Description
End-stage renal disease is a worldwide epidemic requiring renal replacement therapy. Harvesting tissue from failing kidneys and autotransplantation of expanded committed progenitors giving rise to renal parenchyma could theoretically allow for the restoration of kidney function delaying or preventing the need for dialysis or a renal allograft. Here we utilized healthy and end-stage human adult kidneys to robustly expand proliferative kidney epithelial cells and establish 3D-kidney epithelial cultures termed nephrospheres (nSPH). Formation of nephrospheres recapitulates renal developmental programs to reestablish renal identity and revitalize renal epithelia in primary cultures. Transplantation into NOD/SCID mice show that 3D-nSPH restore self-organogenetic properties lost in adherent cultures, allowing in turn efficient engraftment and long-term survival as tubular structures and demonstrating self-organization as critical to prolonged in vivo cell survival.
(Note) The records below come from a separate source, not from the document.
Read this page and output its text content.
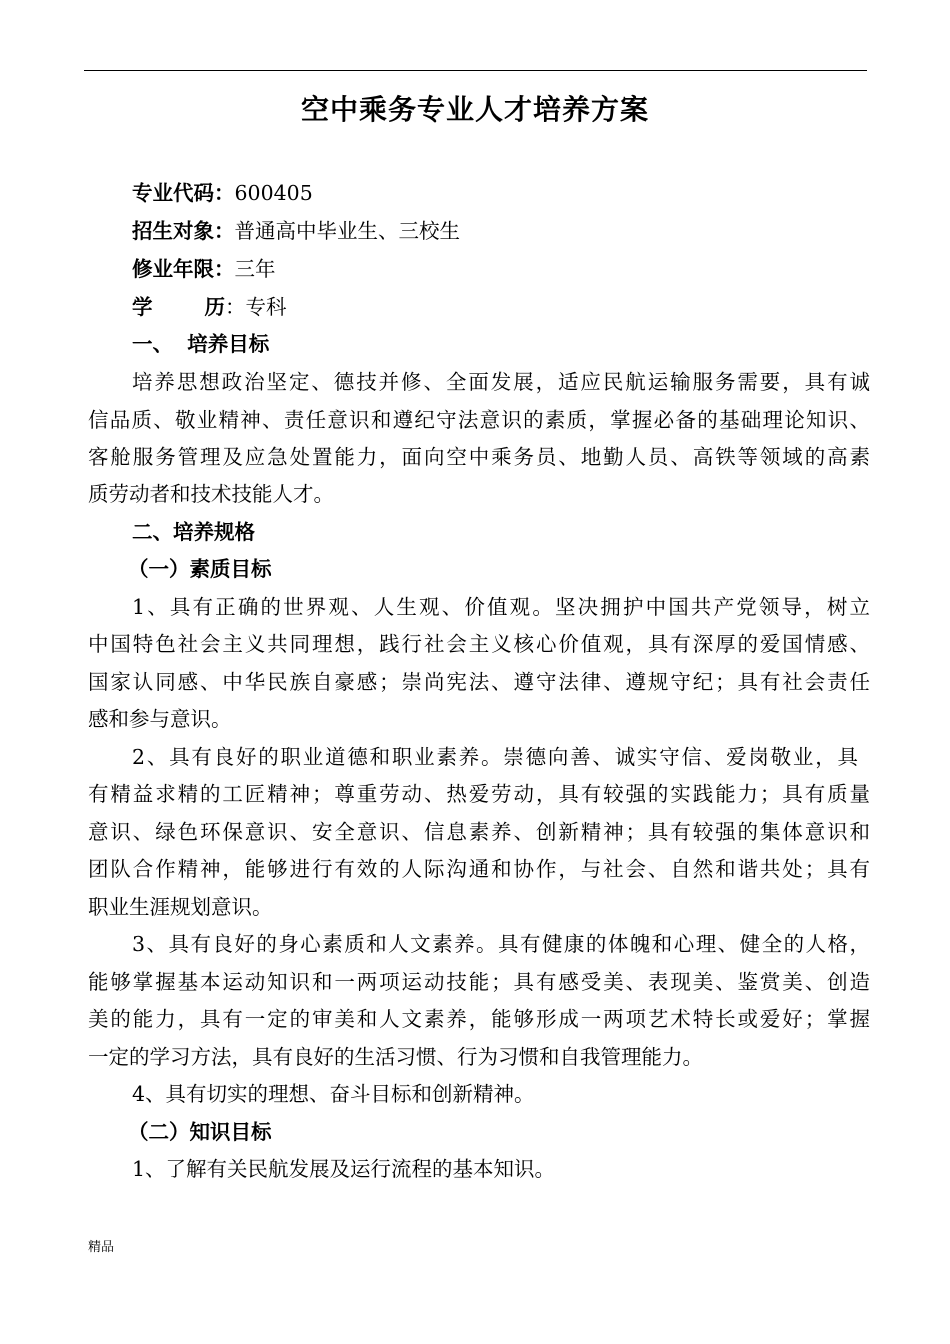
空中乘务专业人才培养方案
专业代码：600405
招生对象：普通高中毕业生、三校生
修业年限：三年
学	历：专科
一、  培养目标
培养思想政治坚定、德技并修、全面发展，适应民航运输服务需要，具有诚
信品质、敬业精神、责任意识和遵纪守法意识的素质，掌握必备的基础理论知识、
客舱服务管理及应急处置能力，面向空中乘务员、地勤人员、高铁等领域的高素
质劳动者和技术技能人才。
二、培养规格
（一）素质目标
1、具有正确的世界观、人生观、价值观。坚决拥护中国共产党领导，树立
中国特色社会主义共同理想，践行社会主义核心价值观，具有深厚的爱国情感、
国家认同感、中华民族自豪感；崇尚宪法、遵守法律、遵规守纪；具有社会责任
感和参与意识。
2、具有良好的职业道德和职业素养。崇德向善、诚实守信、爱岗敬业，具
有精益求精的工匠精神；尊重劳动、热爱劳动，具有较强的实践能力；具有质量
意识、绿色环保意识、安全意识、信息素养、创新精神；具有较强的集体意识和
团队合作精神，能够进行有效的人际沟通和协作，与社会、自然和谐共处；具有
职业生涯规划意识。
3、具有良好的身心素质和人文素养。具有健康的体魄和心理、健全的人格，
能够掌握基本运动知识和一两项运动技能；具有感受美、表现美、鉴赏美、创造
美的能力，具有一定的审美和人文素养，能够形成一两项艺术特长或爱好；掌握
一定的学习方法，具有良好的生活习惯、行为习惯和自我管理能力。
4、具有切实的理想、奋斗目标和创新精神。
（二）知识目标
1、了解有关民航发展及运行流程的基本知识。
精品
Moreover, long-term tubular engraftment of human nSPH proved to be functionally beneficial in murine models of chronic kidney disease. Remarkably, in vitro, nSPH inhibited pro-fibrotic collagen production in cultured fibroblasts via paracrine modulation of STAT6/IL13 while in vivo, transplanted nSPH induced transcriptional signatures of proliferation and a release from the quiescent state in host tubules potentially re-activating endogenous regeneration. These data support the use of human nSPH for autologousrenal cell therapy.
Overall Design
Primary human kidney epithelial cells were compared to nephrospheres derived thereof from both healthy and sick individuals, with respect to global gene expression.